È senza dubbio “la notizia” del giorno, quella narrata dal video divulgato da “Il Mattino” e che ritrae un parcheggiatore abusivo mentre parla con una persona. I modi e i toni apparentemente pacati, sovvertiti in un lampo da una sterzata di feroce violenza: il parcheggiatore colpisce con vigore al volto l’uomo che ha di fronte. Il primo colpo gli fa perdere i sensi e l’uomo cade per terra. Però, il parcheggiatore, non soddisfatto, gli assesta altri due colpi al viso, mentre il malcapitato si accascia, battendo violentemente la testa sul selciato.
Pochi, concitati e brutali attimi.
Il video in questione è stato registrato dalle telecamere di controllo del garage Loreto di via Einaudi, la strada che costeggia l’ingresso laterale dell’ospedale Loreto Mare.
Un video che sconcerta, mortifica, disarma, intristisce, ma che, soprattutto, fa riflettere.
Non solo per quel senso di orrore che si appiccica lungo le intelaiature della coscienza e che palesa una delle brutture dell’umanità più difficili da accettare e digerire, ma, ancor di più, per l’omertosa e ragguardevole diffidenza/indifferenza che fagocita quelle immagini.
Gente comune, persone perbene, medici in camice, donne con le buste della spesa: nessuno urla, nessuno interviene, nessuno pensa neanche di allertare quantomeno i carabinieri, estraendo il cellulare.
In nessuno prevale “l’impulso alla solidarietà”. Piuttosto figurano tutti manichini sopraffatti dall’arido “istinto di sopravvivenza”.
L’aggressione mostra una violenza irreale, truculenta, belluina. Pugni sferrati “per far male” per sottolineare un egemone supremazia.
Quello che le suddette immagini devono inequivocabilmente consegnare è che solo per effetto di un’accidentale casualità quel video non ritrae una tragica morte. Già, perché se quell’uomo caduto a peso morto, privo di conoscenza, avesse battuto la testa su uno spigolo o su un marciapiede, sarebbe morto.
La vicenda, in verità, era già nota alle forze dell’ordine e alla magistratura, tuttora sono in corso delle indagini, volte a fare chiarezza sull’aggressione, fino ad oggi, imbavagliata nel silenzio, perché nessuno doveva venire a conoscenza di questo drammatico video.
Dopo l’aggressione, il parcheggiatore abusivo, aiuta l’uomo a risollevarsi e lo conduce all’interno dell’ospedale dove, probabilmente viene sottoposto alle prime cure. Eppure, secondo i primi accertamenti, non risulta nessun intervento medico a quel giorno e a quell’ora su una persona aggredita. Insomma, un’abominevole vicenda che si macchia finanche di un alone di mistero. Sembra che il nome di quel parcheggiatore sia già agli atti, anche se la notizia non trova conferma da parte degli uffici della polizia municipale che si tumula dietro il più assoluto riserbo, tanto da non voler confermare nemmeno di essere incaricata dell’indagine in corso. Ma, soprattutto, il grande quesito al quale nessuno è tuttora in grado di dare una risposta è: chi è l’uomo aggredito?
L’immaginario collettivo, giungerebbe spontaneamente a dedurre che si potrebbe trattare di un cliente.
Eppure non è così scontato.
Potrebbe altresì trattarsi di un “competitor”: un altro parcheggiatore abusivo e pertanto, tra i due, potrebbe essere sorto un diverbio alimentato da ben altre motivazioni.
“Un regolamento di conti tra colleghi” o “una dura lezione inferta ad un cliente scellerato”?
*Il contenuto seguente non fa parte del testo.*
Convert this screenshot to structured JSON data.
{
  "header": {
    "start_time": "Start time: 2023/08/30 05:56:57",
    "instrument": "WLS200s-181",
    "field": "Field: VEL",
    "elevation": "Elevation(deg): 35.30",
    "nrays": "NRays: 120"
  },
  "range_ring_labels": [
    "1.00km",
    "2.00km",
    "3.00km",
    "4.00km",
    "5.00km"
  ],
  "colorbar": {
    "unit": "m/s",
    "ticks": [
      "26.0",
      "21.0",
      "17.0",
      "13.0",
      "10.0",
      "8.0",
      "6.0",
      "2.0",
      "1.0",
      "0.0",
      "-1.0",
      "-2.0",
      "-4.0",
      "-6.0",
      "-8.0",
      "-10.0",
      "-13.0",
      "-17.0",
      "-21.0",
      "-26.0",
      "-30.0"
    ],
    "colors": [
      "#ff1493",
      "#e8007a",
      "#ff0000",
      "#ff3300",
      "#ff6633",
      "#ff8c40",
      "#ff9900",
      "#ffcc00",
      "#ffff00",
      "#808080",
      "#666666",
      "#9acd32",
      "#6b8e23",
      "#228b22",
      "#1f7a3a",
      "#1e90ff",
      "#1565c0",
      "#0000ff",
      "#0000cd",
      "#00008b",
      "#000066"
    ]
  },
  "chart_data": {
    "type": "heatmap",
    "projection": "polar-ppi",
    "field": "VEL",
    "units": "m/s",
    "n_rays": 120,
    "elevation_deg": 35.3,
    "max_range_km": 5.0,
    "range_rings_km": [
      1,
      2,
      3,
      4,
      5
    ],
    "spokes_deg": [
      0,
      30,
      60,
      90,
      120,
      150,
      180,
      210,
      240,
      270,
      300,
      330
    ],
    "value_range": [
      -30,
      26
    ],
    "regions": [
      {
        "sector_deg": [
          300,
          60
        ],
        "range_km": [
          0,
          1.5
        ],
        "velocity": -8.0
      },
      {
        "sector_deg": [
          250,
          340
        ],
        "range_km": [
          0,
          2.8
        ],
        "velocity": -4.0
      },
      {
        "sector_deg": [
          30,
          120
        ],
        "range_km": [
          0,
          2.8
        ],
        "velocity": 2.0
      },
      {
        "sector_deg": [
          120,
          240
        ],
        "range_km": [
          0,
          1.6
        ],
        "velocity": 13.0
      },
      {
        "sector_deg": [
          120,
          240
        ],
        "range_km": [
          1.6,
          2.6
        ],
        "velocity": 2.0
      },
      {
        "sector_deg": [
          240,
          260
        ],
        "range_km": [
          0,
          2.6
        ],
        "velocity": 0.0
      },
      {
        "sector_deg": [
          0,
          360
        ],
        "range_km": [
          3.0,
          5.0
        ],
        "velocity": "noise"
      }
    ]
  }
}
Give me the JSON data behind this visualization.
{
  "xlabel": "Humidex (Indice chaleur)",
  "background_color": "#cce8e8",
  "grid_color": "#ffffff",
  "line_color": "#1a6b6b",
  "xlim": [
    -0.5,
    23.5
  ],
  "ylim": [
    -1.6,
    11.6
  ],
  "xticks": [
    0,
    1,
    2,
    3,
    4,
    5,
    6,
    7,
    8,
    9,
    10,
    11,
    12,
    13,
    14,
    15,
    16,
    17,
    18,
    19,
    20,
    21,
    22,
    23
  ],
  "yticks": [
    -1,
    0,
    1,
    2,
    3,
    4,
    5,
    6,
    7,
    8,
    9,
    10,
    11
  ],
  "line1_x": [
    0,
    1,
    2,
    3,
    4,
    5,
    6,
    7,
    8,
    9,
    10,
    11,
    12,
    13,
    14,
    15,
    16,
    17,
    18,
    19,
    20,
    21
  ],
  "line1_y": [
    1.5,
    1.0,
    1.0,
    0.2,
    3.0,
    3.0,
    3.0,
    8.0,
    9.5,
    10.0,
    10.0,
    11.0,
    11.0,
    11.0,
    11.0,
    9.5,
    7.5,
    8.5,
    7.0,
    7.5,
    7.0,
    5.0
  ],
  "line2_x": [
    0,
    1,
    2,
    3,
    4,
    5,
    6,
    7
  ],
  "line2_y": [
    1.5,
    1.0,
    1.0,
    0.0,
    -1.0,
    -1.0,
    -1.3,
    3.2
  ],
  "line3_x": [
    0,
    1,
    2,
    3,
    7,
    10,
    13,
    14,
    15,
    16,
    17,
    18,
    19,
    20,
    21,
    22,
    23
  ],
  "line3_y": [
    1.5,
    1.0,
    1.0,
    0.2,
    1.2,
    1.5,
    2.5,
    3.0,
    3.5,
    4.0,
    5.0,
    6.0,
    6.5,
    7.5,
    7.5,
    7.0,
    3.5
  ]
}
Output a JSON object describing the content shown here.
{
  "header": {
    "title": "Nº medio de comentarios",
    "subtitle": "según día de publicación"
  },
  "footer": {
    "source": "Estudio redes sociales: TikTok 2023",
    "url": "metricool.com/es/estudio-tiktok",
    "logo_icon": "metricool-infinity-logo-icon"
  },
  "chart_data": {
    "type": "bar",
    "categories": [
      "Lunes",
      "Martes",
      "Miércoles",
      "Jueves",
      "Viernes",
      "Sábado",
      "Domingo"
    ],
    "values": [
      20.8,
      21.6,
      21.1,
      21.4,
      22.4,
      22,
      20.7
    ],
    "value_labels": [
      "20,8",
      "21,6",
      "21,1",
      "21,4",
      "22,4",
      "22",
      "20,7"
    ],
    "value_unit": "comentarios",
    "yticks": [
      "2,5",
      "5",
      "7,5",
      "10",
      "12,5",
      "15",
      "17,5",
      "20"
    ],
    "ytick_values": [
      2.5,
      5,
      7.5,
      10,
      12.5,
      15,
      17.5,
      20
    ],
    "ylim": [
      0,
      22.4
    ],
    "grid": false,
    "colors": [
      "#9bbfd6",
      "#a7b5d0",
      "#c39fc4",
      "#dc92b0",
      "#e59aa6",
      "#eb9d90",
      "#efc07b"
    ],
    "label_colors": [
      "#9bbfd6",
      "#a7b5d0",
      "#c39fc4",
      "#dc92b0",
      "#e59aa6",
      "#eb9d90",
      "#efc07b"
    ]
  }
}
O forse, alla base di quel feroce pestaggio c’è dell’altro?
L’episodio risale all’estate scorsa e nel frattempo, in quella zona, teatro di quel macabro episodio, i parcheggiatori abusivi svolgono regolarmente il loro “lavoro”, indisturbati e impuniti.
Quando arrivano le pattuglie della polizia municipale si fanno identificare, consegnano il denaro che hanno in tasca (che viene confiscato e resta agli atti del procedimento) e poi, dopo un’ora tornano al loro posto.
Ancora lì, a svolgere il loro “lavoro”, indisturbati e impuniti.
La colpa è della legge, troppo tenera e blanda al cospetto di un illecito tato diffuso.
La colpa è nostra, perché al cospetto di “Dottò, una cosa a piacere” non denunciamo l’episodio alle autorità competenti, ma allunghiamo qualche moneta in quelle mani, rendendoci complici, più o meno consapevoli, di un sistema, marcio e saldamente radicato nel costume della nostra società; trasformandoci in un tassello, più o meno consapevole, di quell’ingranaggio, capace perfino di sferrare atroci colpi, densi di inumana violenza.
Complici, più o meno consapevoli, come quelle sagome che fanno da contorno a quelle immagini.